Saturday, October 15, 2005 | In the wake of skyrocketing gas prices and a spike in public concern over U.S. dependency on oil resources, San Diego’s Clean Cities Coalition held a news conference Friday to champion technologies and resources that it claims are helping to reduce petroleum dependency in the San Diego region.

In particular, coalition leaders celebrated a new Honda compressed natural gas home refueling station that was put on the market in August and the public opening of a fueling station at Poway Unified School District to make compressed natural gas resources more easily available to consumers.

The Clean Cities Coalition is a regional group of about 50 fleets, local agencies, fuel providers and vehicle manufacturers who voluntarily network under sponsorship from the federal Department of Energy to spread the use of alternative fuels and vehicles in the San Diego area.

There are currently about 2,000 vehicles running on alternative fuels in the San Diego region, 750 of which operate in fleets of school buses, trash trucks and company vehicles, and another 1,250 in the private sector. Most of these run on fuel alternatives such as biodiesel, made from vegetable products, and natural gas, which still account for more gasoline displacement (94 percent) than the relatively newer technologies of electric and hybrid electric-gasoline vehicles.

The coalition coordinates funding from the Department of Energy with grants from local agencies like the Air Pollution Control District to offset initial costs of alternative fuel technologies and continue to make them more economically feasible for fleets.

Additionally, the coalition works to educate the public about an increasingly complex array of alternative energy options, each with its own costs and benefits.
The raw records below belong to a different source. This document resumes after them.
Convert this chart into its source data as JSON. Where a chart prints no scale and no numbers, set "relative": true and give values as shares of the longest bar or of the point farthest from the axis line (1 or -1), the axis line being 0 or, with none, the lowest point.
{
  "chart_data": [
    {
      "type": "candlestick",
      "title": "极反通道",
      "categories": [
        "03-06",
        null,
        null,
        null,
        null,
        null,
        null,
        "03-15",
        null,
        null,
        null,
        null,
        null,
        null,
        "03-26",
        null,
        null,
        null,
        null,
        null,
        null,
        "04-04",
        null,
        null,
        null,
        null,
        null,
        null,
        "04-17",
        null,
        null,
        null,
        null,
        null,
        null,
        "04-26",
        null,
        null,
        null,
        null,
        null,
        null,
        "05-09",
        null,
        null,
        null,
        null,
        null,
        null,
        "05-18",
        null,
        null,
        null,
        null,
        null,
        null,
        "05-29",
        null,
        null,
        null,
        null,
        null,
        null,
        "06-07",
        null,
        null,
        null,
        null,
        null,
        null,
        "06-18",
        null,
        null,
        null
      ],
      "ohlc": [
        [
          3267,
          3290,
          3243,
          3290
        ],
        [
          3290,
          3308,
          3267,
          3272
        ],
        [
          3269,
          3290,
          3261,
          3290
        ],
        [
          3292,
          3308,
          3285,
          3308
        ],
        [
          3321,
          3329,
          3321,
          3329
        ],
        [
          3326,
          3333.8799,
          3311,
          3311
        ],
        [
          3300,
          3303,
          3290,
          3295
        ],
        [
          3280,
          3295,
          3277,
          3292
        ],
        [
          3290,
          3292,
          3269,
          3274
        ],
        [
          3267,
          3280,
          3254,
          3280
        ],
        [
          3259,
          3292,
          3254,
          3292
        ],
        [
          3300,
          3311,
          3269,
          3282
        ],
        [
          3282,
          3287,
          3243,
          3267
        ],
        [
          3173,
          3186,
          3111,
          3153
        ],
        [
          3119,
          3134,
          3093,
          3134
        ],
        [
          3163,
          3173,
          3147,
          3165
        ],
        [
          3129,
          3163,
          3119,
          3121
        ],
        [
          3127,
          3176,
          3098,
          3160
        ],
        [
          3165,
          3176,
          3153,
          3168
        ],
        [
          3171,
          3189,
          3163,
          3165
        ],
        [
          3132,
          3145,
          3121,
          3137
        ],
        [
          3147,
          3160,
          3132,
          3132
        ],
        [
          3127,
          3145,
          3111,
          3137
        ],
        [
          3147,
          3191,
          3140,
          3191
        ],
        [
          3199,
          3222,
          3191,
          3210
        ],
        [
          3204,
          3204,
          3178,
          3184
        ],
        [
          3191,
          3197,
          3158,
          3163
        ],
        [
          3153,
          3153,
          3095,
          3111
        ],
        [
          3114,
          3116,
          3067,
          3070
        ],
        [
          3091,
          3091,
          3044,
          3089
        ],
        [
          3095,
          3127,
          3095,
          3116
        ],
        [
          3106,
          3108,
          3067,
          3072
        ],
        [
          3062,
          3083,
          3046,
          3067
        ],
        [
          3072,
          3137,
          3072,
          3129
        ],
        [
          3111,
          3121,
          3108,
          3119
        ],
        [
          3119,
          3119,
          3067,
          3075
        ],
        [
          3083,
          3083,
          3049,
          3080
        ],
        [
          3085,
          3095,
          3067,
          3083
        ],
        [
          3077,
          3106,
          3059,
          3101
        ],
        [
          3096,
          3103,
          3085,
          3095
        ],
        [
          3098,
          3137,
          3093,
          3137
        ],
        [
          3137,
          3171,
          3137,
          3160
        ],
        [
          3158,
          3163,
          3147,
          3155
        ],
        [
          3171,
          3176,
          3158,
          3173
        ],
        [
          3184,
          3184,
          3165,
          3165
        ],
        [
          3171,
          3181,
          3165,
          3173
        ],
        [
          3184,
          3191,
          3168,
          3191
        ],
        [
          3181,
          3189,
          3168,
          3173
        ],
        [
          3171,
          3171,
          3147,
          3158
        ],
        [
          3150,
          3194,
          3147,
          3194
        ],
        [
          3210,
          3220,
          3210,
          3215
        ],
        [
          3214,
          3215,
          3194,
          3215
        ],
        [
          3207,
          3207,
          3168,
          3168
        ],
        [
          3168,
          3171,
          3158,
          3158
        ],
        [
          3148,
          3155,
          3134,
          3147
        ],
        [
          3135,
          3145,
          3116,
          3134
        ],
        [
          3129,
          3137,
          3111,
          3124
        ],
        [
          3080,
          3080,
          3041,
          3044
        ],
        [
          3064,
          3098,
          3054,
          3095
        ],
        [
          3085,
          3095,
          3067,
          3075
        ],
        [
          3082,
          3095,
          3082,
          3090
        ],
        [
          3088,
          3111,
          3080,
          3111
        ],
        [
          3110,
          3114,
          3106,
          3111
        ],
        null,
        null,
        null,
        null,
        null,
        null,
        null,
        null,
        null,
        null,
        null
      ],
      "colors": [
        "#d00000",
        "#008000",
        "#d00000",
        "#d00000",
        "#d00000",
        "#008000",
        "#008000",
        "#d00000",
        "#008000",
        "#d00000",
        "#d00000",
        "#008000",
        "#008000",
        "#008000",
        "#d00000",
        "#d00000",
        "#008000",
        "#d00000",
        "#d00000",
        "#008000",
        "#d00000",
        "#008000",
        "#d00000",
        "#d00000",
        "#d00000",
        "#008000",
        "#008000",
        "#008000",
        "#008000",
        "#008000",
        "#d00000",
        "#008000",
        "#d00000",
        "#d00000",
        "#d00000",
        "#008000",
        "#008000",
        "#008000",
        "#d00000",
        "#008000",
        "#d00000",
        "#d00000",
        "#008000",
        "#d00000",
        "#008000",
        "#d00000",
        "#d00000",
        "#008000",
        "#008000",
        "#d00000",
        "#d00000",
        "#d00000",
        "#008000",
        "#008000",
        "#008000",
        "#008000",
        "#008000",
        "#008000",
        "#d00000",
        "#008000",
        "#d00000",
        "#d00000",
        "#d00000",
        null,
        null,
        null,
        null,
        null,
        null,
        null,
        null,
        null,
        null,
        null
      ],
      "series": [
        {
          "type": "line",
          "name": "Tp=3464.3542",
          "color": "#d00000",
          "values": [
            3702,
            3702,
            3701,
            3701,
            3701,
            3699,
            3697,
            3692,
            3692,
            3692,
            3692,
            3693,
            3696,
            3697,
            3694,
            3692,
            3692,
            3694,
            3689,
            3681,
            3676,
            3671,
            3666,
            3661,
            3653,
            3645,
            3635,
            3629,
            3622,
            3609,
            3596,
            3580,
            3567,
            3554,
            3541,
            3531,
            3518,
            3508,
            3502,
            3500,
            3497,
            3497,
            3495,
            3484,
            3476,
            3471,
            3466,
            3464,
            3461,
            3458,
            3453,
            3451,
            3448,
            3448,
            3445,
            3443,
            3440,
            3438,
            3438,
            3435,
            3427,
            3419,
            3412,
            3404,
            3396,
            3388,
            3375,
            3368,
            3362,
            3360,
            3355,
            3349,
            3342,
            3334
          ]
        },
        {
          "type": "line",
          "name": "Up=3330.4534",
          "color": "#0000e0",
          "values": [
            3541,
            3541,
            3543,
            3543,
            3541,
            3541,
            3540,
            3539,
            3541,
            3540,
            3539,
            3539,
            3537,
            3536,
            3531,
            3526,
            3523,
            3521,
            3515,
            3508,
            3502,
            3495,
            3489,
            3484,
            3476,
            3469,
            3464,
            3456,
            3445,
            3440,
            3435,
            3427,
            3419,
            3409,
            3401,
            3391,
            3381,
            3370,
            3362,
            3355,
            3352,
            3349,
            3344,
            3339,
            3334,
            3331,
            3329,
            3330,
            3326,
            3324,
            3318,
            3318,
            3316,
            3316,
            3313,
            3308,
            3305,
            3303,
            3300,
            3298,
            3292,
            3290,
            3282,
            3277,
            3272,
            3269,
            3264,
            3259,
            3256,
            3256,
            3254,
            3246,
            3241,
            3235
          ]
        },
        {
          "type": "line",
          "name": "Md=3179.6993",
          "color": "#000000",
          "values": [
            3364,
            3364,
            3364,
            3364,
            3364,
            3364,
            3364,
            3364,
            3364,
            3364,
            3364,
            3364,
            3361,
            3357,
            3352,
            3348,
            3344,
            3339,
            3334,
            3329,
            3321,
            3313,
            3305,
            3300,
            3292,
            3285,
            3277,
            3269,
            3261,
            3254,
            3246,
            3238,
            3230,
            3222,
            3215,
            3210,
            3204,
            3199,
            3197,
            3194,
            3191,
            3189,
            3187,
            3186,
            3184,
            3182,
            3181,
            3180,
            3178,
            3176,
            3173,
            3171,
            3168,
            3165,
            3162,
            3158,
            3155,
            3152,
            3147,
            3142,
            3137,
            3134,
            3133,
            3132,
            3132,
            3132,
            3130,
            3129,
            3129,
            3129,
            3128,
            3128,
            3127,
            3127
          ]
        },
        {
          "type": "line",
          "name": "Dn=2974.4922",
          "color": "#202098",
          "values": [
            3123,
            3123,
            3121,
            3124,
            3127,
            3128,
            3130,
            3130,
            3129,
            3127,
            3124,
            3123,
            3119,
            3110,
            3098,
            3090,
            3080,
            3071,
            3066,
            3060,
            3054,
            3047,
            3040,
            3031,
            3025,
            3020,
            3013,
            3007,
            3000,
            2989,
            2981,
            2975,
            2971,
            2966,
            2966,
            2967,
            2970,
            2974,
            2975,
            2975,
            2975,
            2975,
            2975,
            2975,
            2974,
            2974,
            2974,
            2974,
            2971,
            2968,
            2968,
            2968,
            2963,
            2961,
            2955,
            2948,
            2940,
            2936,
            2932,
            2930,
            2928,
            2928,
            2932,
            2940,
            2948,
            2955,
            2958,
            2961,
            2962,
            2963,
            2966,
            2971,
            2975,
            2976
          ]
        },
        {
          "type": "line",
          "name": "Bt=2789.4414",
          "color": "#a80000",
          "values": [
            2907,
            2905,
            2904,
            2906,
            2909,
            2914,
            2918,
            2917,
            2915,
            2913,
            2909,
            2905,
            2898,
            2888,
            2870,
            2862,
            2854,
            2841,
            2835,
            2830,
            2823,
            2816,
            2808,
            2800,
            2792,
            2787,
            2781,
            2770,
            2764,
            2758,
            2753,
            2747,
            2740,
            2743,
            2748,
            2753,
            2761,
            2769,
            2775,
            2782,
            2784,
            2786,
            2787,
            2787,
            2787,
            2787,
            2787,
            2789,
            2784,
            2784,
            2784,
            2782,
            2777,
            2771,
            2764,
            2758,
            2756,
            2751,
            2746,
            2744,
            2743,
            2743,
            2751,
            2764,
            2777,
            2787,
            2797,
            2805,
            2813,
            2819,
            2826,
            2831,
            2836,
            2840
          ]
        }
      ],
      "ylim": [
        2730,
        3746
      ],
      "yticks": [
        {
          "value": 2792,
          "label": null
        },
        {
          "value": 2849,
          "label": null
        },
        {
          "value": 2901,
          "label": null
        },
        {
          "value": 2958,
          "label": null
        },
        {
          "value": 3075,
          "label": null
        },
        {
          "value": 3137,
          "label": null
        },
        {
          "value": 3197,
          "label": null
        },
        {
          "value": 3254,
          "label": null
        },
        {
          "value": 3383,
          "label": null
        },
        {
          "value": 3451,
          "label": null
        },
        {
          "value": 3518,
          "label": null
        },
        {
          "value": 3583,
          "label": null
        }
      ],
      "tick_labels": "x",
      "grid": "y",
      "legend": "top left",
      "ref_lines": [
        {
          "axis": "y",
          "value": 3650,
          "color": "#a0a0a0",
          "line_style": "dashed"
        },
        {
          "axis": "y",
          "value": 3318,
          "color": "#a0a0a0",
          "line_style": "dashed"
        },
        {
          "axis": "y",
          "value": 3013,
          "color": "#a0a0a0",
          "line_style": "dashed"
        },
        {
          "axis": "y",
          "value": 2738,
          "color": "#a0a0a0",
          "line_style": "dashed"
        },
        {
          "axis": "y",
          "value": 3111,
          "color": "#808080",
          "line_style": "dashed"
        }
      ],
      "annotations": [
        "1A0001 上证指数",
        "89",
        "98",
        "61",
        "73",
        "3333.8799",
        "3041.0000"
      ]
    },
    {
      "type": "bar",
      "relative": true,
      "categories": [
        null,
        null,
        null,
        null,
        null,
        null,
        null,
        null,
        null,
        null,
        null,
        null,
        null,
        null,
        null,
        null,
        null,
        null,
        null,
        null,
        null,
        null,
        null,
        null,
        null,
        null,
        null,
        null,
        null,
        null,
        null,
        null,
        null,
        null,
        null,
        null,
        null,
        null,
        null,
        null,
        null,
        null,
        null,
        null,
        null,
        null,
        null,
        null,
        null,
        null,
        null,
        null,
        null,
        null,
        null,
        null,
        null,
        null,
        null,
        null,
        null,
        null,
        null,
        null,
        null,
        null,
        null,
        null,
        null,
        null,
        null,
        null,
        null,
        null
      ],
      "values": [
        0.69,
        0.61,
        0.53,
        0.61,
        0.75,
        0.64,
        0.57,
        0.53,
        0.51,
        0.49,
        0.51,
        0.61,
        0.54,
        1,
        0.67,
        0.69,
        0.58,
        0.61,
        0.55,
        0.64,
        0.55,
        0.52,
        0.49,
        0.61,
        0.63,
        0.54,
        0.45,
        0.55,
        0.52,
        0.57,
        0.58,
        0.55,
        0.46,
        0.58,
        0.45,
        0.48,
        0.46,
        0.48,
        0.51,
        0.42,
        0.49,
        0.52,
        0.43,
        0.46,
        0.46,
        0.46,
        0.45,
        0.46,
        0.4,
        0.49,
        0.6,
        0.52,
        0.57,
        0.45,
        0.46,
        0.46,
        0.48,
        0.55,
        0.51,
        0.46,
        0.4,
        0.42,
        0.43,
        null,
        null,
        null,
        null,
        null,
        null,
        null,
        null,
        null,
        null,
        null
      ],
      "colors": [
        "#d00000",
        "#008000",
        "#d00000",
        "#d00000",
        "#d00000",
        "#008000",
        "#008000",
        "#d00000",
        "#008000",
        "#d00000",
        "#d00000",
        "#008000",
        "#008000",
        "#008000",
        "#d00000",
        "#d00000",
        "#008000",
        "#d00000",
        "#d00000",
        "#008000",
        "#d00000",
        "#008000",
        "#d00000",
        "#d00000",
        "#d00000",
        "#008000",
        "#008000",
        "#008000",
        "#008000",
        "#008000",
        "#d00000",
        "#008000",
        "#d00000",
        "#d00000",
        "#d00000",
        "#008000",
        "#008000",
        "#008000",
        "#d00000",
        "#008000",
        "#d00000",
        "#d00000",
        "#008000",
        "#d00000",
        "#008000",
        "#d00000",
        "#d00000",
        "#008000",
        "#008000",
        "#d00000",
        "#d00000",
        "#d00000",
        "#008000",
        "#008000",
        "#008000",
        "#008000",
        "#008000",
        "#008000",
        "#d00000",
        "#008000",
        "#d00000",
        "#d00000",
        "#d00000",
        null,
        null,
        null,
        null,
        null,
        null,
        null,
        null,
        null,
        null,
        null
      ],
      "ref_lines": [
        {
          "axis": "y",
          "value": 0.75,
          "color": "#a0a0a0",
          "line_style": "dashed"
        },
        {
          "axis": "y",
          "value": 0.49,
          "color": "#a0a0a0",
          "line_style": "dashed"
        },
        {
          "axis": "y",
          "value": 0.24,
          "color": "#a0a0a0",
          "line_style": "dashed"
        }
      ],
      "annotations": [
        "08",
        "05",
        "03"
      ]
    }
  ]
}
A major appeal of alternative fuels is that they experience more gradual price changes than their volatile gasoline counterpart, according to Greg Newsome, chairman of the Clean Cities Coalition and associate dean at the School of Technical Careers and Workforce Initiatives at Miramar College.

“Just about all of these fuels are made locally or supplied locally, so their supply can be more stable and there is a greater opportunity for [fleet managers] to spend less money on fuel costs,” said Newsome.

Alegra Bartzat, administrative director of the Regional Transportation Center’s EcoCenter for Alternative Fuel Education, says that compressed natural gas vehicles are more expensive than those that run on gasoline or diesel, but the fuel is almost always cheaper than regular gasoline – usually around 20 percent – and gets about the same gas mileage.

Bartzat said that unlike vehicles designed to run on compressed natural gas, diesel-burning vehicles can relatively, easily and cheaply be converted to biodiesel, which tends to run 20 to 30 cents more expensive by the gallon.

Proponents of biodiesel argue that these ongoing costs are offset by benefits such as a 20-percent reduction in pollution, slightly improved gas mileage, and less wear on the vehicle through its lubricating properties. Diesel-burning vehicles can also be easily and cheaply converted to biodiesel and can, therefore, be a viable option for fleets that are not seeking to replace their vehicles.

Ross Porter, press advisor for the coalition and communications director for the American Lung Association of San Diego, said that a continuing barrier to the uptake of alternative fuel technologies is how conveniently they can be acquired in the public domain.

Although most businesses set up their own private access to alternative fuel stations, only a handful of San Diego County’s 69 stations are open to the public. Similarly, San Diego’s Regional Transportation Center is currently the only place where the public can buy biodiesel, although some consumers have learned to make it in their homes.

“From a fleet perspective, infrastructure is being accommodated and continues to expand and improve. From the consumer perspective, it needs to be further implemented,” said Porter.

The opening of the Poway Unified School District’s compressed natural gas fueling station to the public is one step towards this goal. According to Phil Medved, the district’s fleet manager, the nearest fueling station for Poway residents prior to Friday was in Miramar.

Pacific Honda showcased its own solution at Friday’s news conference: a home refueling device that can be attached to existing natural gas lines and, over a 7-8 hour period, refuel a Honda Civic GX compressed natural gas vehicle.

Also on hand at the event were representatives from San Diego State University’s mechanical engineering department, where a team under the direction of Professor Jim Burns recently designed and built the L3 Enigma hybrid electric vehicle that improves on existing technology by taking more of its power from electricity and less from emissions-producing gasoline.